While Armenians understand that the CSTO will not come to their rescue, 37 per cent still believe Russia is the main actor that can provide military assistance. 44 per cent of those polled in a recent survey would support Armenia’s withdrawal from the CSTO, 39 per cent would oppose this.
“No matter how much the EU is involved in the negotiations between Armenia and Azerbaijan,” says a student from the border village Tegh, “the main document will still be concluded with Russia’s direct mediation.” In contrast to her scepticism of European involvement, others place high hopes in Armenia’s increasingly diversified foreign policy. “If the EU doesn’t act in Armenia’s interests,” says Meri Margaryan from Meghri, “Russia will destroy any chance of democracy and a free society we have.”
Ultimately, many young Armenians have abandoned their search for a singular ‘saviour’ for their country’s dire position. University student Armen Mkrtumyan, who hails from the town of Sisian in Syunik strongly supports the EU’s mediation efforts, but he is wary of the influence of Azerbaijani gas on the European position. “I do not believe in the word ‘ally’ anymore,” says Mkrtumyan, “every country does something that is beneficial for them, and if at this time our interests coincide, then we are allies.”

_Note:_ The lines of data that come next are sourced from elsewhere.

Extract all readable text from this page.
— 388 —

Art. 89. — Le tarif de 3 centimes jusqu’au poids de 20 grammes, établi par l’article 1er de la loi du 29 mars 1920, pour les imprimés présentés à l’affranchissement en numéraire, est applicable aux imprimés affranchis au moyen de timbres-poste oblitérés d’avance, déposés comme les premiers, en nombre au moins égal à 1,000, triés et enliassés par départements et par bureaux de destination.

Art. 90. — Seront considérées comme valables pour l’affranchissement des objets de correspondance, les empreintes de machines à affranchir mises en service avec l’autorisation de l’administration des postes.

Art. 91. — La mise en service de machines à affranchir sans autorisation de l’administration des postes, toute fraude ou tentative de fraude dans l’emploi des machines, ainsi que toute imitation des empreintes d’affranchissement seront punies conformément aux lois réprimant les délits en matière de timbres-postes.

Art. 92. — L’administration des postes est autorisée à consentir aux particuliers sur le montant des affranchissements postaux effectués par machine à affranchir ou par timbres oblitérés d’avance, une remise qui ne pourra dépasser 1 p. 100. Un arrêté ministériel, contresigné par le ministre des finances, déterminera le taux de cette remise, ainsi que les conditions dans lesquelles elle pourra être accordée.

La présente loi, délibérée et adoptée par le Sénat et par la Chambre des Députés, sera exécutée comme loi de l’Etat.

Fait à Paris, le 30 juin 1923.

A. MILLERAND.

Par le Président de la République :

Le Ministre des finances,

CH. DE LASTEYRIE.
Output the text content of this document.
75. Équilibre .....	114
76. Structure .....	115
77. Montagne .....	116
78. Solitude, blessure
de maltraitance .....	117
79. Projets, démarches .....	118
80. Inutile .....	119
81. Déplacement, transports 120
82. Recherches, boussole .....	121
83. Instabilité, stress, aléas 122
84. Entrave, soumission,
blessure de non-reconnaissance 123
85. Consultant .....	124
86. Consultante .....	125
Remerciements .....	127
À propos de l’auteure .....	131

A perhaps surprising number of Armenians from the southern regions believe that some form of normalisation of relations with Azerbaijan is necessary and inevitable. “If the populations on both sides eradicate anti-Armenianism and anti-Azerbaijanism from within,” says Edgar Ghazaryan, who grew up near the town of Kapan, “then I think that contact between the two peoples will be possible. But I think that I will no longer be there at that time, because generations must change for that to happen.”